After the war, Earth became a ghetto planet and Mars a luxury. Andys, or androids, were made for Mars residents. But once in a while, andys will turn rouge — escaping and in the process killing their owners. Rouge andys will immigrate to Earth unnoticed, hoping to live out their short lives — 4-5 years — in relative peace. But killing a human violates Mercerism — the official religion of humanity. So, bounty hunters like Rick Deckard “retires” andys. But since andys continue to develop and improve, like Rosen Association’s newest Nexus-6 software, tests like Voight-Kampff are necessary to distinguish humans from andys. The Voight-Kampff specifically measures the timing of empathic responses: the shorter, the more natural it is. The test subject will be asked hypothetic scenarios, mostly dealing with animals such as abuse, mutilation, and hunting. In the aftermath of nuclear warfare, species extinction became a horrifying norm, thus animals became highly prized — for instance, a rabbit can cost a couple thousand dollars! No human on earth can bear the thought of mutilating an animal — even cutting the legs off spiders send unnerving chills down one’s spine. Andys can imitate empathetic responses in the face of these hypothetic scenarios, but it is their timing and lack of enough heat that makes them fail the Voight-Kampff test. 

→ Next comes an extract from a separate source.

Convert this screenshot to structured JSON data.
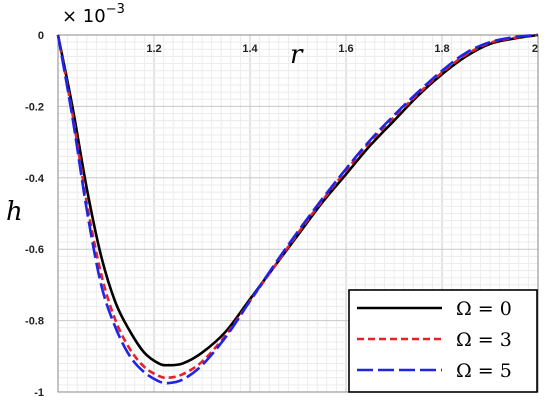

What happens, however, when a bounty hunter empathizes with rouge andys? Are killing near-indistinguishable humans the same thing as killing humans? Even if it is similar, what do bounty hunters lose? 

Personally, I was absorbed and enamored by Do Androids Dream of Electric Sheep? I’ve read Dick’s other iconic work: The Man in the High Castle but was sorely disappointed — now, I’m reconsidering rereading it!